Une décision historique du Conseil Constitutionnel va secouer les familles : la Cour de Cassation a pris le contrôle d’une longue bataille fiscale opposant des milliers de parents divorcés à l’administration fiscale. Un véritable tsunami de remboursements d’impôt sur le revenu (IRPF) menace désormais les finances de l’État.

La question juridique au cœur du débat

La question juridique au cœur du débat

Le cœur de la question réside dans la compatibilité des deux dispositifs fiscaux. Jusqu’à présent, l’administration fiscale avait systématiquement rejeté la possibilité pour les parents sous garde partagée de bénéficier simultanément du minimum par enfant et du régime spécial des annuités alimentaires. Mais plusieurs cours d’appel ont commencé à reconnaître cette compatibilité, creusant un fossé juridique que le Conseil de la Justice doit désormais combler avec une ordonnance de portée générale.

Le minimum par enfant, un allègement fiscal reconnu pour la charge financière liée à l’éducation des enfants, est financé par des dotations variables entre les régions, allant jusqu’à 4 500 euros par enfant, dont les communautés régionales peuvent compléter. Ce bénéfice est avantageusement appliqué dans le cadre de la garde partagée, avec un droit à 50% pour chaque parent.

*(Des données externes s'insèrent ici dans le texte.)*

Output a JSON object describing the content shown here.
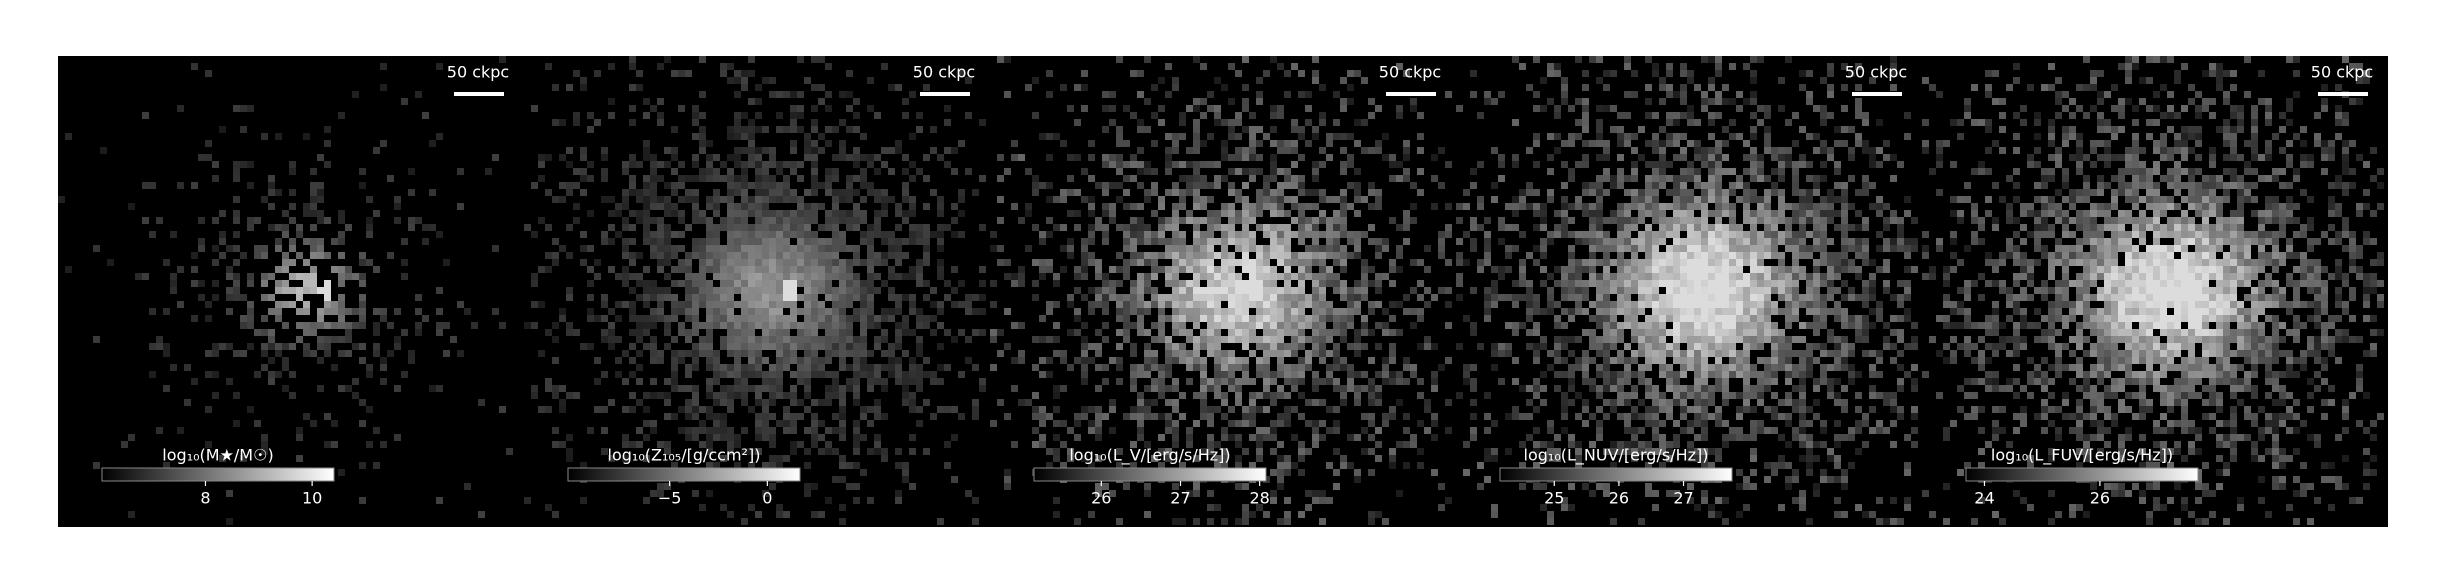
{
  "chart_data": [
    {
      "type": "image",
      "scale_bar": "50 ckpc",
      "colorbar_label": "log₁₀(M★/M☉)",
      "clim": [
        6.06,
        10.41
      ],
      "cticks": [
        8,
        10
      ]
    },
    {
      "type": "image",
      "scale_bar": "50 ckpc",
      "colorbar_label": "log₁₀(Z₁₀₅/[g/ccm²])",
      "clim": [
        -10.2,
        1.67
      ],
      "cticks": [
        {
          "value": -5,
          "label": "−5"
        },
        0
      ]
    },
    {
      "type": "image",
      "scale_bar": "50 ckpc",
      "colorbar_label": "log₁₀(L_V/[erg/s/Hz])",
      "clim": [
        25.15,
        28.08
      ],
      "cticks": [
        26,
        27,
        28
      ]
    },
    {
      "type": "image",
      "scale_bar": "50 ckpc",
      "colorbar_label": "log₁₀(L_NUV/[erg/s/Hz])",
      "clim": [
        24.16,
        27.75
      ],
      "cticks": [
        25,
        26,
        27
      ]
    },
    {
      "type": "image",
      "scale_bar": "50 ckpc",
      "colorbar_label": "log₁₀(L_FUV/[erg/s/Hz])",
      "clim": [
        23.68,
        27.7
      ],
      "cticks": [
        24,
        26
      ]
    }
  ]
}
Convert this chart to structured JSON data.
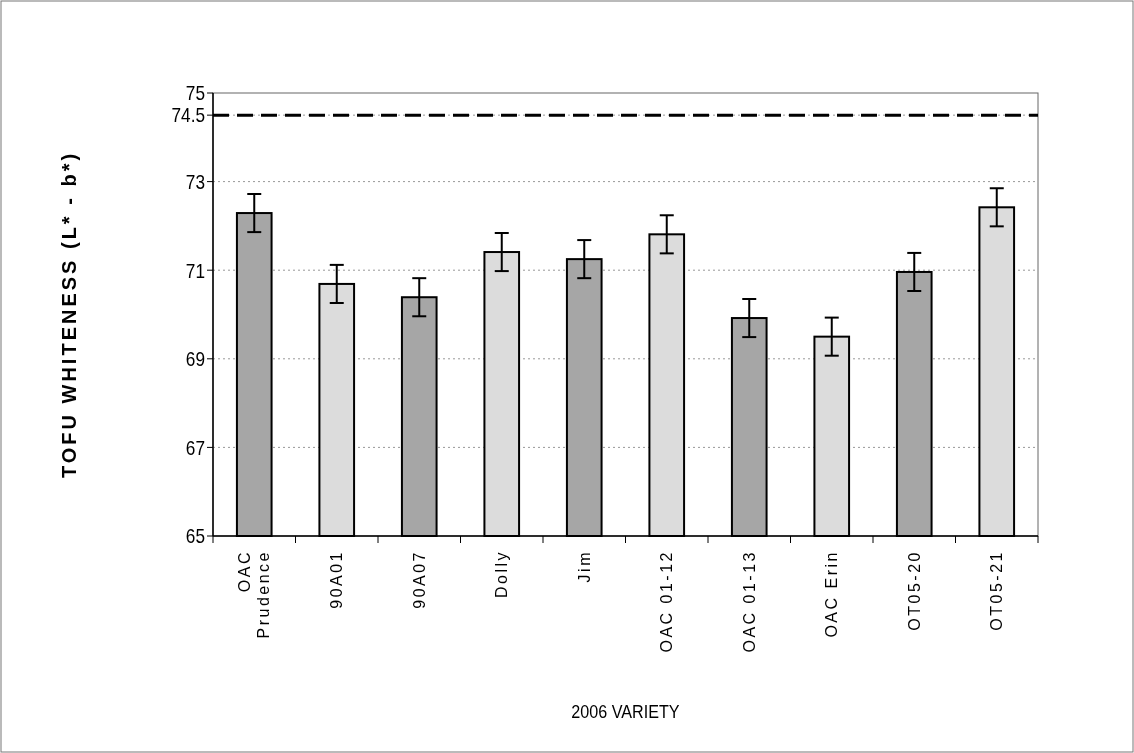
{
  "chart_data": {
    "type": "bar",
    "categories": [
      "OAC Prudence",
      "90A01",
      "90A07",
      "Dolly",
      "Jim",
      "OAC 01-12",
      "OAC 01-13",
      "OAC Erin",
      "OT05-20",
      "OT05-21"
    ],
    "values": [
      72.29,
      70.69,
      70.39,
      71.41,
      71.25,
      71.81,
      69.92,
      69.5,
      70.96,
      72.42
    ],
    "errors": [
      0.43,
      0.43,
      0.43,
      0.43,
      0.43,
      0.43,
      0.43,
      0.43,
      0.43,
      0.43
    ],
    "colors": [
      "#a6a6a6",
      "#dcdcdc",
      "#a6a6a6",
      "#dcdcdc",
      "#a6a6a6",
      "#dcdcdc",
      "#a6a6a6",
      "#dcdcdc",
      "#a6a6a6",
      "#dcdcdc"
    ],
    "xlabel": "2006 VARIETY",
    "ylabel": "TOFU WHITENESS (L* - b*)",
    "ylim": [
      65,
      75
    ],
    "yticks": [
      65,
      67,
      69,
      71,
      73,
      74.5,
      75
    ],
    "ref_lines": [
      {
        "axis": "y",
        "value": 74.5,
        "color": "#000000",
        "line_style": "dashed"
      }
    ],
    "grid": "y"
  }
}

Les annuités alimentaires, quant à elles, permettent de taxer ces pensions de manière distincte de la reste du revenu, évitant ainsi l’application d’un taux marginal plus élevé. Cette mesure représente un avantage considérable pour les revenus moyens et élevés. La contradiction surgit lorsque ces deux avantages coexistent, notamment dans le cas de parents sous garde partagée, soumis à une pension alimentaire.

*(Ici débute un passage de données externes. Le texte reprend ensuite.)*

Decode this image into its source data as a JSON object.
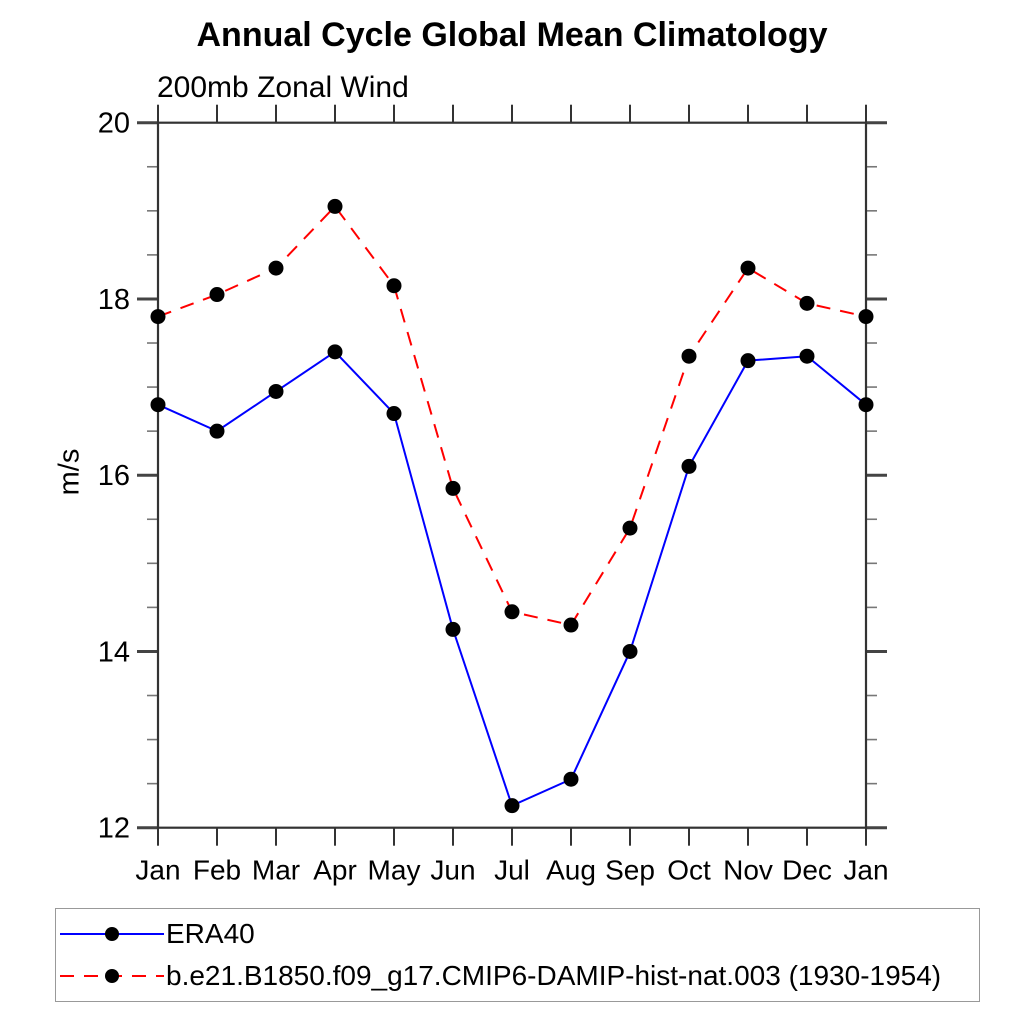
{
  "title": "Annual Cycle Global Mean Climatology",
  "subtitle": "200mb Zonal Wind",
  "ylabel": "m/s",
  "colors": {
    "era40_line": "#0000ff",
    "model_line": "#ff0000",
    "marker": "#000000",
    "axis": "#333333",
    "major_tick": "#444444",
    "minor_tick": "#777777",
    "legend_border": "#999999"
  },
  "chart_data": {
    "type": "line",
    "categories": [
      "Jan",
      "Feb",
      "Mar",
      "Apr",
      "May",
      "Jun",
      "Jul",
      "Aug",
      "Sep",
      "Oct",
      "Nov",
      "Dec",
      "Jan"
    ],
    "series": [
      {
        "id": "era40",
        "name": "ERA40",
        "color": "#0000ff",
        "style": "solid",
        "marker": "circle",
        "marker_color": "#000000",
        "values": [
          16.8,
          16.5,
          16.95,
          17.4,
          16.7,
          14.25,
          12.25,
          12.55,
          14.0,
          16.1,
          17.3,
          17.35,
          16.8
        ]
      },
      {
        "id": "model",
        "name": "b.e21.B1850.f09_g17.CMIP6-DAMIP-hist-nat.003 (1930-1954)",
        "color": "#ff0000",
        "style": "dashed",
        "marker": "circle",
        "marker_color": "#000000",
        "values": [
          17.8,
          18.05,
          18.35,
          19.05,
          18.15,
          15.85,
          14.45,
          14.3,
          15.4,
          17.35,
          18.35,
          17.95,
          17.8
        ]
      }
    ],
    "title": "Annual Cycle Global Mean Climatology",
    "subtitle": "200mb Zonal Wind",
    "xlabel": "",
    "ylabel": "m/s",
    "ylim": [
      12,
      20
    ],
    "y_major_ticks": [
      20,
      18,
      16,
      14,
      12
    ],
    "y_minor_step": 0.5,
    "grid": false,
    "frame": "box-with-outward-ticks",
    "legend_position": "bottom"
  }
}
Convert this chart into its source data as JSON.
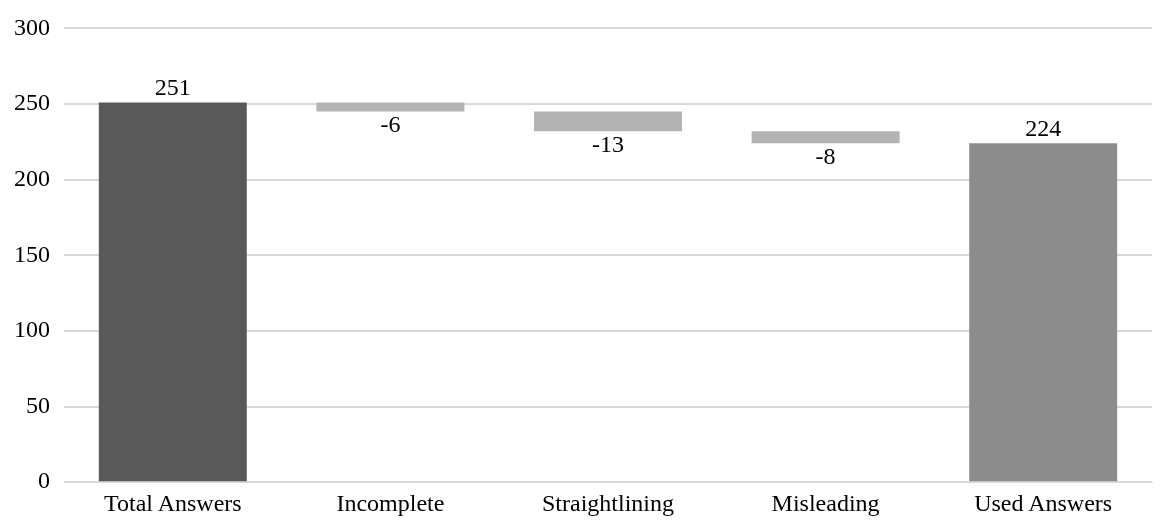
{
  "chart_data": {
    "type": "bar",
    "categories": [
      "Total Answers",
      "Incomplete",
      "Straightlining",
      "Misleading",
      "Used Answers"
    ],
    "values": [
      251,
      -6,
      -13,
      -8,
      224
    ],
    "base": [
      0,
      251,
      245,
      232,
      0
    ],
    "colors": [
      "#595959",
      "#b3b3b3",
      "#b3b3b3",
      "#b3b3b3",
      "#8c8c8c"
    ],
    "ylim": [
      0,
      300
    ],
    "yticks": [
      0,
      50,
      100,
      150,
      200,
      250,
      300
    ],
    "grid": "y",
    "legend": false,
    "data_labels": true
  }
}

L'administration fiscale, jusqu'à présent, avait maintenu que ces deux dispositifs étaient incompatibles, malgré les décisions des tribunaux de la République. Cependant, le Conseil de la Justice a estimé que la question exige une réponse définitive et de portée générale. La décision aura des répercussions bien au-delà du cas spécifique étudié.

Les tribunaux régionaux, notamment ceux d’Extrémère, de Catalogne, d’Andalousie et de la Communauté Valencienne, ont déjà validé la compatibilité de ces deux avantages. Ils justifient cette décision en soulignant que, si le parent disposant de la garde partagée ne bénéficie que de 50% du minimum par enfant, il est injuste de le priver également du régime spécial des annuités.

La décision du Conseil de la Justice, attendue pour 2026, permettra aux contribuables concernés de faire appel et de réclamer les revenus indûment perçus sur les quatre derniers exercices. Une victoire pour les familles, et une potentielle explosion de remboursements d'impôts.